Meeting I Never Miss

M.I.N.M: Weekly Company Powwow
Who: Joseph J. Esposito, president and CEO, Tribal Voice Inc.
Players: All 36 employees in the company’s California and Colorado offices
Frequency: Fridays at 9:30 a.m. PDT
Purpose: “To share ideas and to gain insights into how we can enhance our software.”
Why I never miss it: “I hear things I might not otherwise hear. This software emboldens people.”


At Tribal Voice Inc., a fast-growing software company based in Scotts Valley, California, there’s only one tribal law: Eat your own dog food! PowWow, Tribal Voice’s flagship product, enables Internet users to create, host, and manage their own online communities. More than 3 million people have downloaded the software.

What works for customers works for the company as well. Every Friday morning, Tribal Voice’s 36 employees connect to the company’s internal virtual community, code-named “dog food.” “As our own beta site, we learn about the software from our experiences and then package our insights for the customer,” says Joseph J. Esposito, 47, the company’s president and CEO.

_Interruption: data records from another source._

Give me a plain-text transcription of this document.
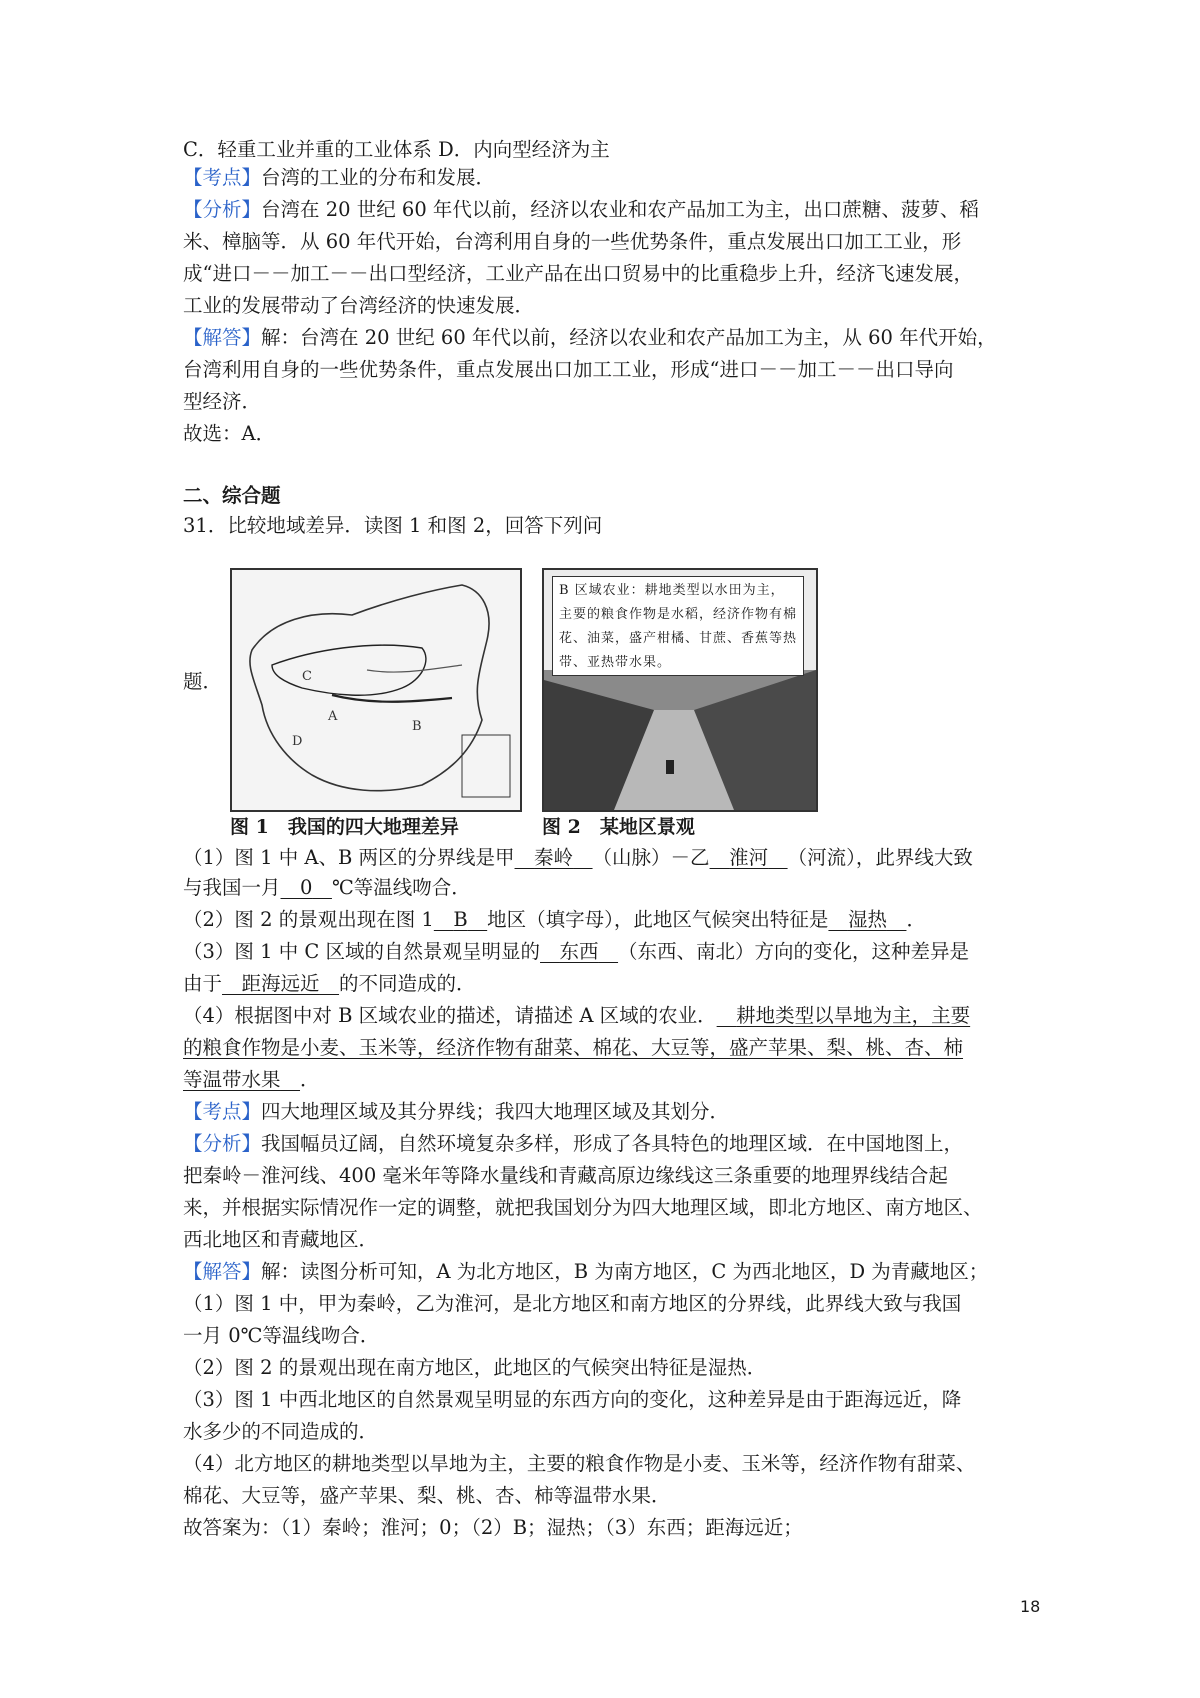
C．轻重工业并重的工业体系 D．内向型经济为主
【考点】台湾的工业的分布和发展．
【分析】台湾在 20 世纪 60 年代以前，经济以农业和农产品加工为主，出口蔗糖、菠萝、稻
米、樟脑等．从 60 年代开始，台湾利用自身的一些优势条件，重点发展出口加工工业，形
成“进口－－加工－－出口型经济，工业产品在出口贸易中的比重稳步上升，经济飞速发展，
工业的发展带动了台湾经济的快速发展．
【解答】解：台湾在 20 世纪 60 年代以前，经济以农业和农产品加工为主，从 60 年代开始，
台湾利用自身的一些优势条件，重点发展出口加工工业，形成“进口－－加工－－出口导向
型经济．
故选：A．
二、综合题
31．比较地域差异．读图 1 和图 2，回答下列问
题．
A
B
C
D
B 区域农业：耕地类型以水田为主，主要的粮食作物是水稻，经济作物有棉花、油菜，盛产柑橘、甘蔗、香蕉等热带、亚热带水果。
图 1　我国的四大地理差异	图 2　某地区景观
（1）图 1 中 A、B 两区的分界线是甲  秦岭  （山脉）－乙  淮河  （河流），此界线大致
与我国一月  0  ℃等温线吻合．
（2）图 2 的景观出现在图 1  B  地区（填字母），此地区气候突出特征是  湿热  ．
（3）图 1 中 C 区域的自然景观呈明显的  东西  （东西、南北）方向的变化，这种差异是
由于  距海远近  的不同造成的．
（4）根据图中对 B 区域农业的描述，请描述 A 区域的农业．  耕地类型以旱地为主，主要
的粮食作物是小麦、玉米等，经济作物有甜菜、棉花、大豆等，盛产苹果、梨、桃、杏、柿
等温带水果  ．
【考点】四大地理区域及其分界线；我四大地理区域及其划分．
【分析】我国幅员辽阔，自然环境复杂多样，形成了各具特色的地理区域．在中国地图上，
把秦岭－淮河线、400 毫米年等降水量线和青藏高原边缘线这三条重要的地理界线结合起
来，并根据实际情况作一定的调整，就把我国划分为四大地理区域，即北方地区、南方地区、
西北地区和青藏地区．
【解答】解：读图分析可知，A 为北方地区，B 为南方地区，C 为西北地区，D 为青藏地区；
（1）图 1 中，甲为秦岭，乙为淮河，是北方地区和南方地区的分界线，此界线大致与我国
一月 0℃等温线吻合．
（2）图 2 的景观出现在南方地区，此地区的气候突出特征是湿热．
（3）图 1 中西北地区的自然景观呈明显的东西方向的变化，这种差异是由于距海远近，降
水多少的不同造成的．
（4）北方地区的耕地类型以旱地为主，主要的粮食作物是小麦、玉米等，经济作物有甜菜、
棉花、大豆等，盛产苹果、梨、桃、杏、柿等温带水果．
故答案为：（1）秦岭；淮河；0；（2）B；湿热；（3）东西；距海远近；
18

The weekly powwow is a virtual (but formal) gathering, held via PowWow software. “It’s a meeting and a meta-meeting,” Esposito explains. As employees keep an eye on operational issues, they keep an eye on the meeting too: How, for example, does the software influence what happens?

Guiding Principle

Meet and watch. “As we move through the agenda, we study the meeting’s dynamics, as well as the software, with a kind of detachment. Everyone attends the powwow, so we can look at the software from lots of perspectives.”

Best Practice

Rotate the hosts. “The meeting has a different host each week, so we tend to learn new things. Our chief technology officer doesn’t type fast, so he couldn’t really host a meeting. That got us thinking: Maybe we have lots of customers who can’t type. How do we make this product work for them?”

Talking Stick

“We use the chat-room mode in PowWow. It supports real-time communication among an unlimited number of participants. The host always sets the tone. One of our executives, a former U.S. Marine of the Year, likes his meetings to be structured, so he calls on people to answer questions. When I’m the host, my preference is to brainstorm, so the result is like a cubist painting. You might have several people speaking at once, and then everybody will stop to read, filter, and then respond. We make sure to limit each meeting to 30 minutes; otherwise, it would get downright chaotic.”